Enhanced LOX activity in N. benthamiana agroinfiltrated with PVX P25/VSR. (A) Leaves were infiltrated with combinations of Agrobacterium cultures containing binary constructs expressing PVX P25 plus either GUS, PPV HCwt, PPV HCLH, or TBSV P19. LOX activity was assayed in leaf extracts at 7 days postagroinoculation (dpa) using linoleic acid (0.1 mM) as a substrate. Data represent the means ± standard errors for 6 replicates, each consisting of four plants that received the same treatment. Statistically significant differences between means were determined by employing Scheffé's multiple-range test. Different letters (a, b, c) indicate significant differences at P values of <0.05. (B) Salicylic acid (SA) or water solution as a control was applied to leaves that were agroinfiltrated with GUS alone or combinations of cultures containing P25wt-T7 plus either GUS, PPV HCwt, or TBSV P19. Leaf disks were excised and assayed for electrolyte leakage at 8 dpa (upper panel). Western blot analysis of extracts derived from leaf patches at 6 dpa, using antibodies against the T7 epitope (middle panel).
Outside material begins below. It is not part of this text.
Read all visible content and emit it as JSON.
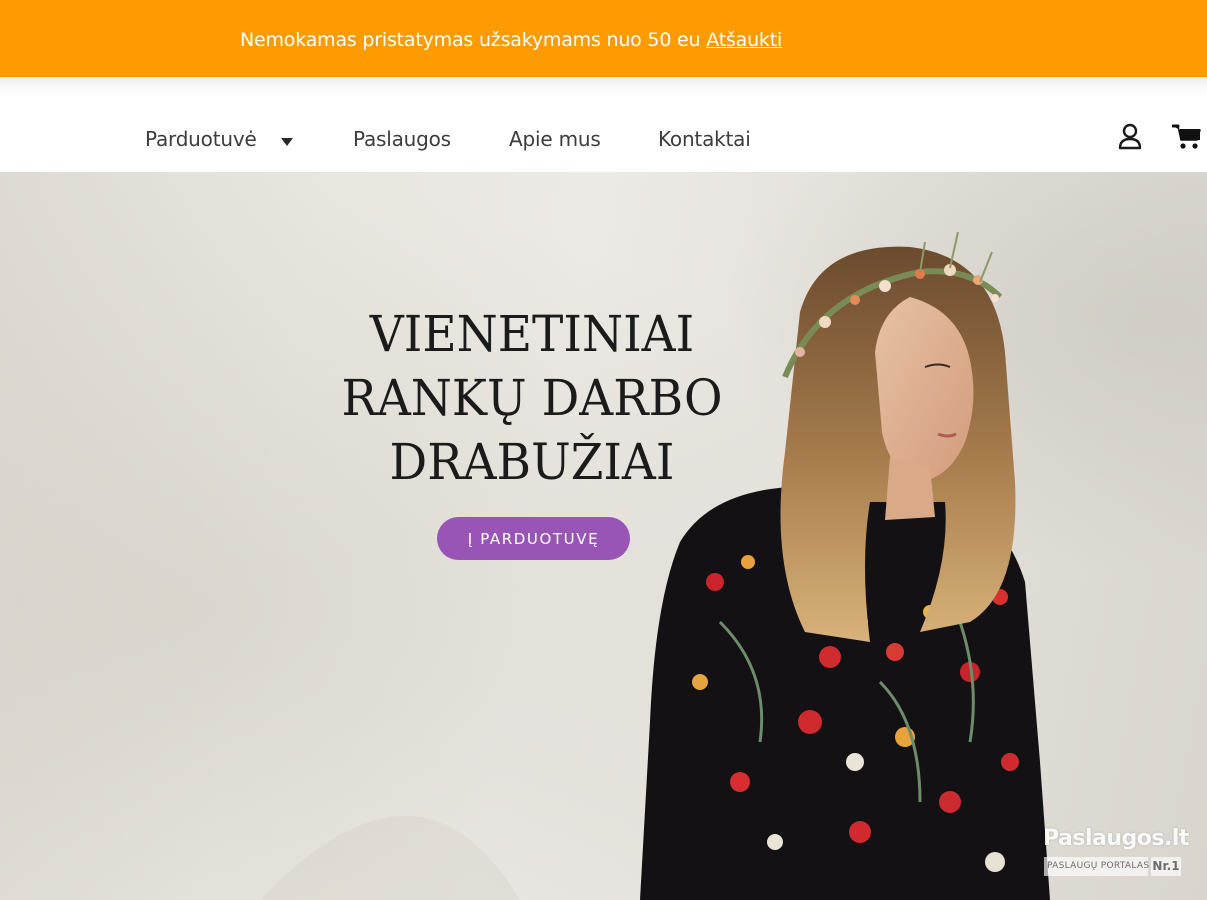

The lower panel below the Western blot shows the Ponceau S-stained membrane after blotting, as loading control. (C) RT-PCR analysis of expression of the threonine deaminase (TD) and proteinase inhibitor I (PI-I) genes in SA-treated and control-treated plants. The same RT reactions were used to amplify Actin gene transcripts as a control. The numbers of PCR cycles are indicated below the treatments. −RT, control without RT. (D) SA or mock solution as a control was applied to wild-type (Wt) plants and plants expressing the salicylate hydroxylase gene (NahG). Leaf disks were excised and assayed for electrolyte leakage at 8 dpa. Data represent the means ± standard errors for 12 replicates, each consisting of four plants that received the same treatment in two independent experiments. Asterisks indicate significant differences in SA-treated plants compared with control-treated plants (Student's t test, P < 0.05).